Genes & Development 19: 1544-1555 (2005)

A systematic RNAi screen for longevity genes in C. elegans

Benjamin Hamilton, Yuqing Dong, Mami Shindo, Wenyu Liu, Ian Odell, Gary Ruvkun and Siu Sylvia Lee

Department of Molecular Biology and Genetics, Cornell University, Ithaca, New York 14850, USA
Department of Molecular Biology, Massachusetts General Hospital, Department of Genetics, Harvard Medical School, Boston, Massachusetts 02114, USA

We report here the first genome-wide functional genomic screen for longevity genes.
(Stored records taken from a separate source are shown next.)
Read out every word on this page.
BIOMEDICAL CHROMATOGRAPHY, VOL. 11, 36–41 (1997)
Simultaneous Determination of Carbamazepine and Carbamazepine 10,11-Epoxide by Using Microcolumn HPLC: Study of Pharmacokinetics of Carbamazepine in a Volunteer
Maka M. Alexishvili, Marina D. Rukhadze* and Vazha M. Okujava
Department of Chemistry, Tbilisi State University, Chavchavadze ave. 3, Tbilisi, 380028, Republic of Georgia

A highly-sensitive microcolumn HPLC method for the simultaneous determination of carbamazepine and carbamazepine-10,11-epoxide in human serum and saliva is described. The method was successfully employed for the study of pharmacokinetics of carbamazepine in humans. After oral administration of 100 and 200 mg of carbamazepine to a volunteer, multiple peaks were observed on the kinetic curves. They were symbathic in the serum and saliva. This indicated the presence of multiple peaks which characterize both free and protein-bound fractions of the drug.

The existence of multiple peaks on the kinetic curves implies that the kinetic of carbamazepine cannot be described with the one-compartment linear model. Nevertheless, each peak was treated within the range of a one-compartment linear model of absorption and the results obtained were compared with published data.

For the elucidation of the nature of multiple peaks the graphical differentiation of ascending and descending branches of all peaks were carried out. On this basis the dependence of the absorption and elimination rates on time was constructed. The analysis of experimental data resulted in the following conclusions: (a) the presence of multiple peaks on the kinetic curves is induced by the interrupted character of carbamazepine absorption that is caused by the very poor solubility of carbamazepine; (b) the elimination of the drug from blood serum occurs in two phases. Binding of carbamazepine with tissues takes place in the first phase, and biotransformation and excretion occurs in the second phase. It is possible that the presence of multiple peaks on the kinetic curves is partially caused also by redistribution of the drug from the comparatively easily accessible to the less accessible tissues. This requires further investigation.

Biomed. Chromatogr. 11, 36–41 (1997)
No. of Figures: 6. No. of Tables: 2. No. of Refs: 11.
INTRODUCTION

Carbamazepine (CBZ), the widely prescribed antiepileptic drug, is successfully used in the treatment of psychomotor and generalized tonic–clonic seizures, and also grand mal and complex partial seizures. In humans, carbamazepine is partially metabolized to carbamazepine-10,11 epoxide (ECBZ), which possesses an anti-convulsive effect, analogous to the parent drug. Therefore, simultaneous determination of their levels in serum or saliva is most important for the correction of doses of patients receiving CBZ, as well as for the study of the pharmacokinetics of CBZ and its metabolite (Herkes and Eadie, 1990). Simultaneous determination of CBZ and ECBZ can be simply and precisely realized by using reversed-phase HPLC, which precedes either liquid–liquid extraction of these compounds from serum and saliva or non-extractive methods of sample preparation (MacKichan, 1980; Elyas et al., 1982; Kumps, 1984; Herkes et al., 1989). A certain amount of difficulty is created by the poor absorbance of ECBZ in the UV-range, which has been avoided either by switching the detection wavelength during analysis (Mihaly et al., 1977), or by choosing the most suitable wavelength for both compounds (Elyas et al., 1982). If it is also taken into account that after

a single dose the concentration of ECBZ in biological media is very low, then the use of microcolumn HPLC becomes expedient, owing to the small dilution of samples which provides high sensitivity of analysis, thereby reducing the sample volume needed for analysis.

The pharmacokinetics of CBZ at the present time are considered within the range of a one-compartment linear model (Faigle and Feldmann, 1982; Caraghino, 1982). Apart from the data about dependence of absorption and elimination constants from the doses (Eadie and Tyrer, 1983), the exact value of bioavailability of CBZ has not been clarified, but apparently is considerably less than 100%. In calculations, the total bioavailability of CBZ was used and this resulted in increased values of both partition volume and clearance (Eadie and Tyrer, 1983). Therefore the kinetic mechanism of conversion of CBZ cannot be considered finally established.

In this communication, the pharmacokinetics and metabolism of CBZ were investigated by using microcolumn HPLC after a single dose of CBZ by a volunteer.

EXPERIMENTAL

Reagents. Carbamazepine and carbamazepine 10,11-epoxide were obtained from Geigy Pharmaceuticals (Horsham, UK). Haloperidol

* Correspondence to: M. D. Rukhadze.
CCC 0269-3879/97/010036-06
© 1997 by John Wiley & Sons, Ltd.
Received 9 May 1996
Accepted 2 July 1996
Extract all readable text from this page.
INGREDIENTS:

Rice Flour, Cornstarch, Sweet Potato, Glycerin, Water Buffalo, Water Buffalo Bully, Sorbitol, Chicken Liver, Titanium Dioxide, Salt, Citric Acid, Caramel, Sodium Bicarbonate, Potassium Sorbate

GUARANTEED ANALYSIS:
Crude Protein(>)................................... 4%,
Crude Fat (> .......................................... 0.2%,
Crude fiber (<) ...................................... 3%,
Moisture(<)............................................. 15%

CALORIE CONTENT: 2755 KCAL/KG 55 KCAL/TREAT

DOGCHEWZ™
We systematically surveyed Caenorhabditis elegans genes using large-scale RNA interference (RNAi), and found that RNAi inactivation of 89 genes extend C. elegans lifespan. Components of the daf-2/insulin-like signaling pathway are recovered, as well as genes that regulate metabolism, signal transduction, protein turnover, and gene expression. Many of these candidate longevity genes are conserved across animal phylogeny. Genetic interaction analyses with the new longevity genes indicate that some act upstream of the daf-16/FOXO transcription factor or the sir2.1 protein deacetylase, and others function independently of daf-16/FOXO and sir2.1, and might define new pathways to regulate lifespan.